Toutes les universités francophones ont enregistré cette année des augmentations de 100 à 300% dans cette filière d'étude. Une croissance spectaculaire qui s'explique par l'instauration d'un examen d'entrée en médecine.

Début septembre, près de 3000 candidats ont été recalés à cet examen et un grand nombre d'entre eux se sont inscrits en premier bac biomed (ou en sciences pharmaceutiques) dans le but de préparer l'examen d'entrée de l'année prochaine.

Est-ce une bonne idée ?

"On ne peut pas dire que le premier bac en sciences biomédicale prépare spécifiquement à l'examen d'entrée en médecine", estime Dominique Van Pee, le doyen de la faculté de médecine de l'UCL. "Certes, il prévoit des cours de chimie, de physique ou de biologie, des matières scientifiques qui forment la première partie de l'épreuve. Mais l'examen d'entrée est plutôt tourné vers les notions acquises dans l'enseignement secondaire. De plus toute la seconde partie de l'examen porte sur des matières plus médicales, comme la capacité d'empathie ou la réflexion. Il reste que le bac en biomédecine est une formation exigeante, qui met les étudiants dans le rythme des études universitaires scientifiques. De ce point de vue, ce n'est pas un mauvais plan pour des étudiants qui souhaitent retenter leur chance l'année prochaine à l'examen de médecine."

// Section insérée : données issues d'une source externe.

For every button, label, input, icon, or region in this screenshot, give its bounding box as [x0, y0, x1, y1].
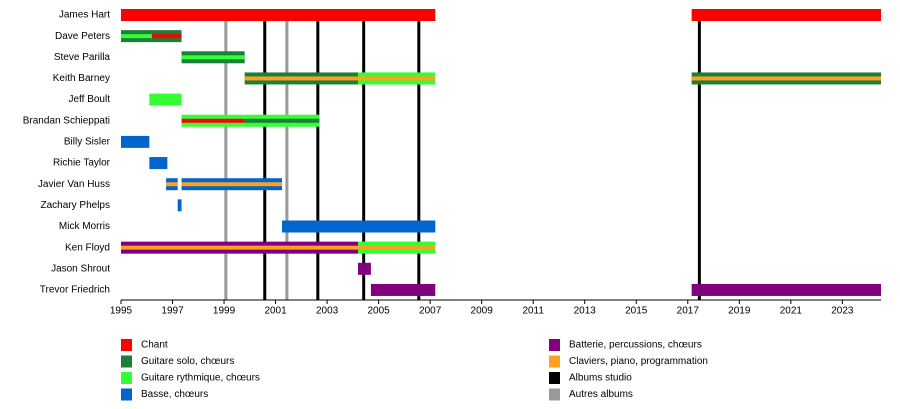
- member-label: Steve Parilla: [54, 52, 111, 63]
- x-tick-label: 2017: [677, 306, 700, 317]
- member-label: Jeff Boult: [68, 94, 110, 105]
- member-bar-stripe: [358, 245, 436, 250]
- legend-swatch: [549, 388, 560, 401]
- member-label: Richie Taylor: [53, 158, 111, 169]
- legend-swatch: [121, 339, 132, 351]
- legend-swatch: [121, 372, 132, 384]
- member-bar-stripe: [691, 76, 881, 81]
- member-bar: [149, 157, 168, 170]
- member-bar-stripe: [244, 118, 320, 123]
- legend-label: Basse, chœurs: [141, 389, 208, 400]
- member-label: Ken Floyd: [65, 242, 110, 253]
- member-bar-stripe: [181, 182, 283, 187]
- member-bar-stripe: [244, 76, 359, 81]
- member-bar: [370, 283, 436, 296]
- legend-label: Batterie, percussions, chœurs: [569, 340, 702, 351]
- legend-label: Claviers, piano, programmation: [569, 356, 708, 367]
- x-tick-label: 2011: [522, 306, 544, 317]
- member-label: Zachary Phelps: [41, 200, 110, 211]
- member-label: Trevor Friedrich: [40, 285, 110, 296]
- member-label: Brandan Schieppati: [23, 115, 110, 126]
- x-tick-label: 1999: [213, 306, 236, 317]
- member-label: James Hart: [59, 10, 110, 21]
- member-label: Keith Barney: [53, 73, 110, 84]
- member-bar: [358, 262, 371, 275]
- member-bar: [121, 9, 436, 21]
- member-bar: [149, 93, 182, 106]
- x-tick-label: 2003: [316, 306, 339, 317]
- legend-swatch: [549, 339, 560, 351]
- x-tick-label: 1997: [161, 306, 184, 317]
- member-bar-stripe: [121, 245, 359, 250]
- x-tick-label: 2001: [264, 306, 287, 317]
- member-bar-stripe: [181, 118, 245, 123]
- member-bar: [177, 199, 182, 212]
- x-tick-label: 2021: [780, 306, 803, 317]
- legend-swatch: [549, 355, 560, 368]
- legend-label: Guitare solo, chœurs: [141, 356, 234, 367]
- legend-swatch: [121, 355, 132, 368]
- x-tick-label: 2007: [419, 306, 442, 317]
- member-bar: [121, 135, 150, 148]
- member-bar-stripe: [358, 76, 436, 81]
- legend-swatch: [549, 372, 560, 384]
- x-tick-label: 1995: [110, 306, 133, 317]
- member-bar: [691, 9, 881, 21]
- x-tick-label: 2023: [831, 306, 854, 317]
- member-bar-stripe: [181, 55, 245, 60]
- member-label: Dave Peters: [55, 31, 110, 42]
- legend-label: Chant: [141, 340, 168, 351]
- legend-label: Albums studio: [569, 373, 632, 384]
- x-tick-label: 2019: [728, 306, 751, 317]
- member-label: Billy Sisler: [64, 137, 111, 148]
- legend-swatch: [121, 388, 132, 401]
- member-label: Javier Van Huss: [38, 179, 110, 190]
- member-bar: [282, 220, 436, 233]
- x-tick-label: 2015: [625, 306, 648, 317]
- member-bar-stripe: [151, 34, 182, 39]
- x-tick-label: 2009: [471, 306, 494, 317]
- member-label: Jason Shrout: [51, 263, 110, 274]
- member-bar: [691, 283, 881, 296]
- x-tick-label: 2005: [368, 306, 391, 317]
- x-tick-label: 2013: [574, 306, 597, 317]
- legend-label: Autres albums: [569, 389, 633, 400]
- member-bar-stripe: [121, 34, 152, 39]
- member-bar-stripe: [166, 182, 178, 187]
- member-label: Mick Morris: [59, 221, 110, 232]
- legend-label: Guitare rythmique, chœurs: [141, 373, 260, 384]
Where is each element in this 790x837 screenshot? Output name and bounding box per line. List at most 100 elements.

D'autant que la moitié des crédits du premier bac en sciences biomédicales (30 crédits) est valorisable en médecine. Ce qui signifie qu'un étudiant qui réussit sa première année en biomédecine a déjà réussi la moitié de sa première année en médecine.

Des cours préparatoires pour l'examen de médecine

Il y a quelque semaines, pourtant, l'université de Namur délivrait un son de cloche assez différent. "S'engager dans un projet d'études universitaires uniquement pour préparer un examen d'entrée", déclarait la vice-rectrice Annick Castiaux, "c'est risquer de perdre une année supplémentaire et d'être encore un peu plus désespéré au bout du compte."

Et le doyen de la faculté de médecine Yves Poumay insistait : "Dans un an, il y aura un nombre tout aussi considérable de rhétoriciens qui voudront eux aussi réussir l'examen d'entrée. La probabilité de réussite ne sera certainement pas meilleure, au contraire. Il y a d'autres pistes que la médecine !"

Quoi qu'il en soit, les universités comptent étoffer cette année leur offre de cours préparatoires spécifiquement orientés vers l'examen de médecine. Une offre qui s'adresse aux recalés de l'examen de septembre, mais aussi aux rhétoriciens.